How to create test sets and why they are important, #1

Transkribus in practice/Models & Training

Release 1.7.1

If we want to know how much a model has learned in training, we have to test it. We do this with precisely defined test sets. Test sets – like the training set – contain exclusively Ground Truth. However, we make sure that this GT has never been used to train the model. So the model does not “know” this material. This is the most important characteristic of test sets. A text page that has already been used as training material will always be better read by the model than one it is not yet “familiar” with. This can easily be proved experimentally. So if you want to get valid statements about CERs and WER, you need “non-corrupted” test sets.

It is also important that a test set is representative. As long as you train an HTR model for a single writer or an individual handwriting, it’s not difficult – after all, it’s always the same hand. As soon as there are several writers involved, you have to make sure that all the individual handwritings used in the training material are also included in the test set. The more different handwritings are trained in a model, the larger the test sets will be.
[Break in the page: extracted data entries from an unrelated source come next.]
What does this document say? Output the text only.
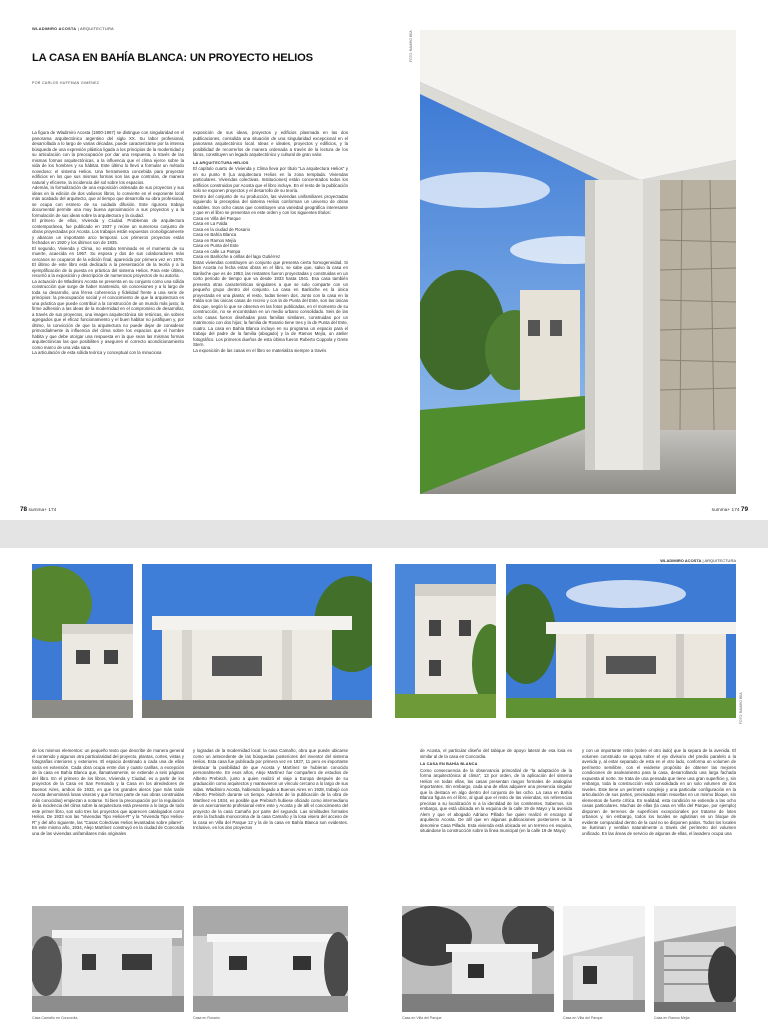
WLADIMIRO ACOSTA | ARQUITECTURA
LA CASA EN BAHÍA BLANCA: UN PROYECTO HELIOS
POR CARLOS HUFFMAN GIMÉNEZ

La figura de Wladimiro Acosta (1900-1967) se distingue con singularidad en el panorama arquitectónico argentino del siglo XX. Su labor profesional, desarrollada a lo largo de varias décadas, puede caracterizarse por la intensa búsqueda de una expresión plástica ligada a los principios de la modernidad y su articulación con la preocupación por dar una respuesta, a través de las mismas formas arquitectónicas, a la influencia que el clima ejerce sobre la vida de los hombres y su hábitat. Este último lo llevó a formular un método novedoso: el sistema Helios. Una herramienta concebida para proyectar edificios en los que sus mismas formas son las que controlan, de manera natural y eficiente, la incidencia del sol sobre los espacios.

Además, la formalización de una exposición ordenada de sus proyectos y sus ideas en la edición de dos valiosos libros, lo convierte en el exponente local más acabado del arquitecto, que al tiempo que desarrolla su obra profesional, se ocupa con esmero de su cuidada difusión. Este riguroso trabajo documental permite una muy buena aproximación a sus proyectos y a la formulación de sus ideas sobre la arquitectura y la ciudad.

El primero de ellos, Vivienda y Ciudad. Problemas de arquitectura contemporánea, fue publicado en 1937 y reúne un numeroso conjunto de obras proyectadas por Acosta. Los trabajos están expuestos cronológicamente y abarcan un importante arco temporal. Los primeros proyectos están fechados en 1920 y los últimos son de 1935.

El segundo, Vivienda y Clima, no estaba terminado en el momento de su muerte, acaecida en 1967. Su esposa y dos de sus colaboradores más cercanos se ocuparon de la edición final, aparecida por primera vez en 1976. El último de este libro está dedicado a la presentación de la teoría y a la ejemplificación de la puesta en práctica del sistema Helios. Para este último, recurrió a la exposición y descripción de numerosos proyectos de su autoría.

La actuación de Wladimiro Acosta se presenta en su conjunto como una sólida construcción que surge de haber mantenido, sin concesiones y a lo largo de toda su desarrollo, una férrea coherencia y fidelidad frente a una serie de principios: la preocupación social y el conocimiento de que la arquitectura es una práctica que puede contribuir a la construcción de un mundo más justo; la firme adhesión a las ideas de la modernidad en el compromiso de desarrollar, a través de sus proyectos, una imagen arquitectónica sin retóricas, sin sobres agregados que el eficaz funcionamiento y el buen habitar no justifiquen y, por último, la convicción de que la arquitectura no puede dejar de considerar primordialmente la influencia del clima sobre los espacios que el hombre habita y que debe otorgar una respuesta en la que sean las mismas formas arquitectónicas las que posibiliten y aseguren el correcto acondicionamiento como marco de una vida sana.

La articulación de esta sólida teórica y conceptual con la minuciosa

exposición de sus ideas, proyectos y edificios plasmada en las dos publicaciones, consolida una situación de una singularidad excepcional en el panorama arquitectónico local. Ideas e ideales, proyectos y edificios, y la posibilidad de recorrerlos de manera ordenada a través de la lectura de los libros, constituyen un legado arquitectónico y cultural de gran valor.

LA ARQUITECTURA HELIOS

El capítulo cuarto de Vivienda y Clima lleva por título "La arquitectura Helios" y en su punto 8 (La arquitectura Helios en la zona templada. Viviendas particulares. Viviendas colectivas. Instituciones) están concentrados todos los edificios construidos por Acosta que el libro incluye. En el resto de la publicación solo se exponen proyectos y el desarrollo de su teoría.

Dentro del conjunto de su producción, las viviendas unifamiliares proyectadas siguiendo la preceptiva del sistema Helios conforman un universo de obras notables. Son ocho casas que constituyen una variedad geográfica interesante y que en el libro se presentan en este orden y con los siguientes títulos:

Casa en Villa del Parque
Casa en La Falda
Casa en la ciudad de Rosario
Casa en Bahía Blanca
Casa en Ramos Mejía
Casa en Punta del Este
Casa en calle La Pampa
Casa en Bariloche a orillas del lago Gutiérrez

Estas viviendas constituyen un conjunto que presenta cierta homogeneidad. Si bien Acosta no fecha estas obras en el libro, se sabe que, salvo la casa en Bariloche que es de 1953, las restantes fueron proyectadas y construidas en un corto período de tiempo que va desde 1933 hasta 1941. Esa casa también presenta otras características singulares a que se solo comparte con un pequeño grupo dentro del conjunto. La casa en Bariloche es la única proyectada en una planta; el resto, todas tienen dos. Junto con la casa en la Falda son las únicas casas de recreo y con la de Punta del Este, son las únicas dos que, según lo que se observa en las fotos publicadas, en el momento de su construcción, no se encontraban en un medio urbano consolidado. Seis de las ocho casas fueron diseñadas para familias similares, construidas por un matrimonio con dos hijos; la familia de Rosario tiene tres y la de Punta del Este, cuatro. La casa en Bahía Blanca incluye en su programa un espacio para el trabajo del padre de la familia (abogado) y la de Ramos Mejía, un atelier fotográfico. Los primeros dueños de esta última fueron Roberto Coppola y Grete Stern.

La exposición de las casas en el libro se materializa siempre a través

FOTO: RAMIRO BEA
78 summa+ 174	summa+ 174 79
WLADIMIRO ACOSTA | ARQUITECTURA
FOTO: RAMIRO BEA

de los mismos elementos: un pequeño texto que describe de manera general el contenido y algunos otra particularidad del proyecto, plantas, cortes, vistas y fotografías interiores y exteriores. El espacio destinado a cada una de ellas varía en extensión. Cada obra ocupa entre dos y cuatro carillas, a excepción de la casa en Bahía Blanca que, llamativamente, se extiende a seis páginas del libro. En el primero de los libros, Vivienda y Ciudad, es a partir de los proyectos de la Casa en San Fernando y la Casa en los alrededores de Buenos Aires, ambos de 1933, en que los grandes aleros (que más tarde Acosta denominará losas viseras y que forman parte de sus obras construidas más conocidas) empiezan a notarse. Si bien la preocupación por la regulación de la incidencia del clima sobre la arquitectura está presente a lo largo de todo este primer libro, son solo tres los proyectos que aparecen catalogados como Helios. De 1933 son las "Viviendas Tipo Helios-R" y la "Vivienda Tipo Helios-R" y del año siguiente, las "Casas Colectivas Helios levantadas sobre pilares". En este mismo año, 1934, Alejo Martínez construyó en la ciudad de Concordia una de las viviendas unifamiliares más originales

y logradas de la modernidad local: la casa Camaño, obra que puede ubicarse como un antecedente de las búsquedas posteriores del inventor del sistema Helios. Esta casa fue publicada por primera vez en 1937, 11 pero es importante destacar la posibilidad de que Acosta y Martínez se hubieran conocido personalmente. En esos años, Alejo Martínez fue compañero de estudios de Alberto Prebisch, junto a quien realizó el viaje a Europa después de su graduación como arquitectos y mantuvieron un vínculo cercano a lo largo de sus vidas. Wladimiro Acosta, habiendo llegado a Buenos Aires en 1928, trabajó con Alberto Prebisch durante un tiempo. Además de la publicación de la obra de Martínez en 1934, es posible que Prebisch hubiese oficiado como intermediario de un acercamiento profesional entre este y Acosta y de allí el conocimiento del proyecto de la casa Camaño por parte del segundo. Las similitudes formales entre la fachada monocroma de la casa Camaño y la losa visera del acceso de la casa en Villa del Parque 12 y la de la casa en Bahía Blanca son evidentes. Inclusive, en los dos proyectos

de Acosta, el particular diseño del tabique de apoyo lateral de esa losa es similar al de la casa en Concordia.

LA CASA EN BAHÍA BLANCA

Como consecuencia de la observancia primordial de "la adaptación de la forma arquitectónica al clima", 13 por orden, de la aplicación del sistema Helios en todas ellas, las casas presentan rasgos formales de analogías importantes. Sin embargo, cada una de ellas adquiere una presencia singular que la destaca en algo dentro del conjunto de las ocho. La casa en Bahía Blanca figura en el libro, al igual que el resto de las viviendas, sin referencias precisas a su localización ni a la identidad de los comitentes. Sabemos, sin embargo, que está ubicada en la esquina de la calle 19 de Mayo y la avenida Alem y que el abogado Adriano Pillado fue quien realizó el encargo al arquitecto Acosta. De allí que en algunas publicaciones posteriores se la denomine Casa Pillado. Esta vivienda está ubicada en un terreno en esquina, situándose la construcción sobre la línea municipal (en la calle 19 de Mayo)

y con un importante retiro (sobre el otro lado) que la separa de la avenida. El volumen construido se apoya sobre el eje divisorio del predio paralelo a la avenida y, al estar separado de esta en el otro lado, conforma un volumen de perímetro semilibre, con el evidente propósito de obtener las mejores condiciones de asoleamiento para la casa, desarrollando una larga fachada expuesta al norte. Se trata de una pensada que tiene una gran superficie y, sin embargo, toda la construcción está consolidada en un solo volumen de dos niveles. Este tiene un perímetro complejo y una particular configuración en la articulación de sus partes, precisadas están resueltas en un mismo bloque, sin elementos de fuerte crítica. En realidad, esta condición se extiende a las ocho casas particulares. Muchas de ellas (la casa en Villa del Parque, por ejemplo) disponen de terrenos de superficies excepcionales por tratarse de lotes urbanos y, sin embargo, todos los locales se aglutinan en un bloque de evidente compacidad dentro de la cual no se disponen patios. Todos los locales se iluminan y ventilan naturalmente a través del perímetro del volumen unificado. En las áreas de servicio de algunas de ellas, el lavadero ocupa una

Casa Camaño en Concordia	Casa en Rosario	Casa en Villa del Parque	Casa en Villa del Parque	Casa en Ramos Mejía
The size of the test set is another factor that influences representativity. As a rule, a test set should contain 5-10% of the training material. However, this rule of thumb should always be adapted to the specific requirements of the material and the training objectives.
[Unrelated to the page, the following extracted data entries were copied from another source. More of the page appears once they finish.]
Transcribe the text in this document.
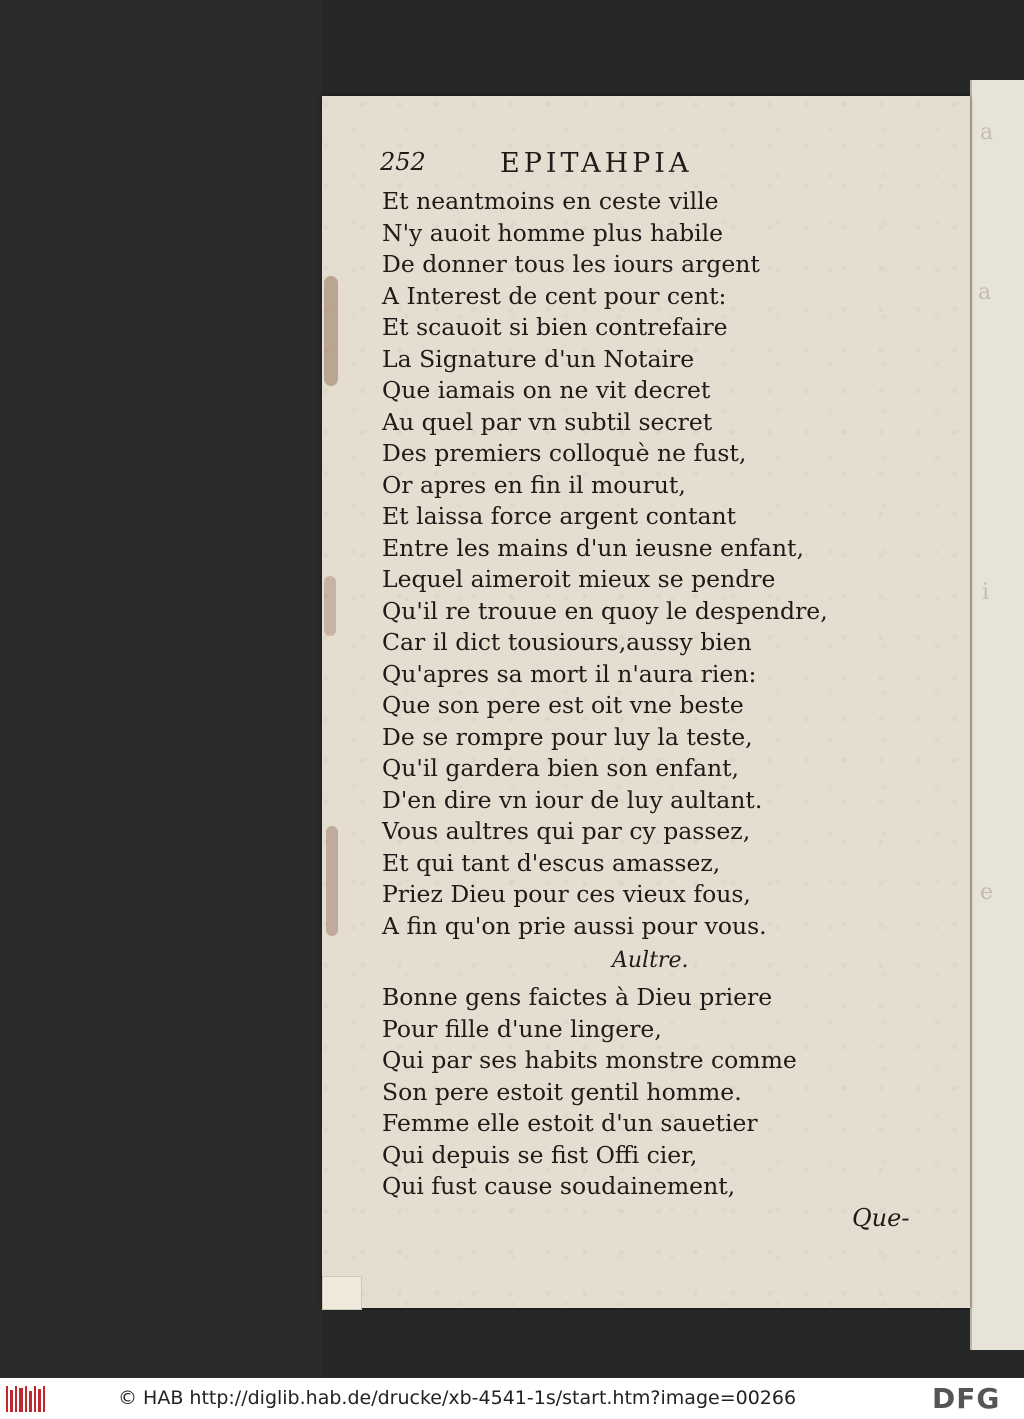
a
a
i
e
252	EPITAHPIA
Et neantmoins en ceste ville
N'y auoit homme plus habile
De donner tous les iours argent
A Interest de cent pour cent:
Et scauoit si bien contrefaire
La Signature d'un Notaire
Que iamais on ne vit decret
Au quel par vn subtil secret
Des premiers colloquè ne fust,
Or apres en fin il mourut,
Et laissa force argent contant
Entre les mains d'un ieusne enfant,
Lequel aimeroit mieux se pendre
Qu'il re trouue en quoy le despendre,
Car il dict tousiours,aussy bien
Qu'apres sa mort il n'aura rien:
Que son pere est oit vne beste
De se rompre pour luy la teste,
Qu'il gardera bien son enfant,
D'en dire vn iour de luy aultant.
Vous aultres qui par cy passez,
Et qui tant d'escus amassez,
Priez Dieu pour ces vieux fous,
A fin qu'on prie aussi pour vous.
Aultre.
Bonne gens faictes à Dieu priere
Pour fille d'une lingere,
Qui par ses habits monstre comme
Son pere estoit gentil homme.
Femme elle estoit d'un sauetier
Qui depuis se fist Offi cier,
Qui fust cause soudainement,
Que-
© HAB http://diglib.hab.de/drucke/xb-4541-1s/start.htm?image=00266	DFG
To illustrate this with two examples: Our model for the Spruchakten from 1580 to 1627 was trained with a training set of almost 200,000 words. The test set contains 44,000 words. This is of course a very high proportion of about 20%. It is due to the fact that material of about 300 different writers was trained in this model, which must also be represented in the test set. – In our model for the judges’ opinions of the Wismar Tribunal, there are about 46,000 words in the training set, the test set contains only 2,500 words, i.e. a share of about 5%. However, we only have to deal with 5 different writers. In order to have a representative test set, the material is sufficient.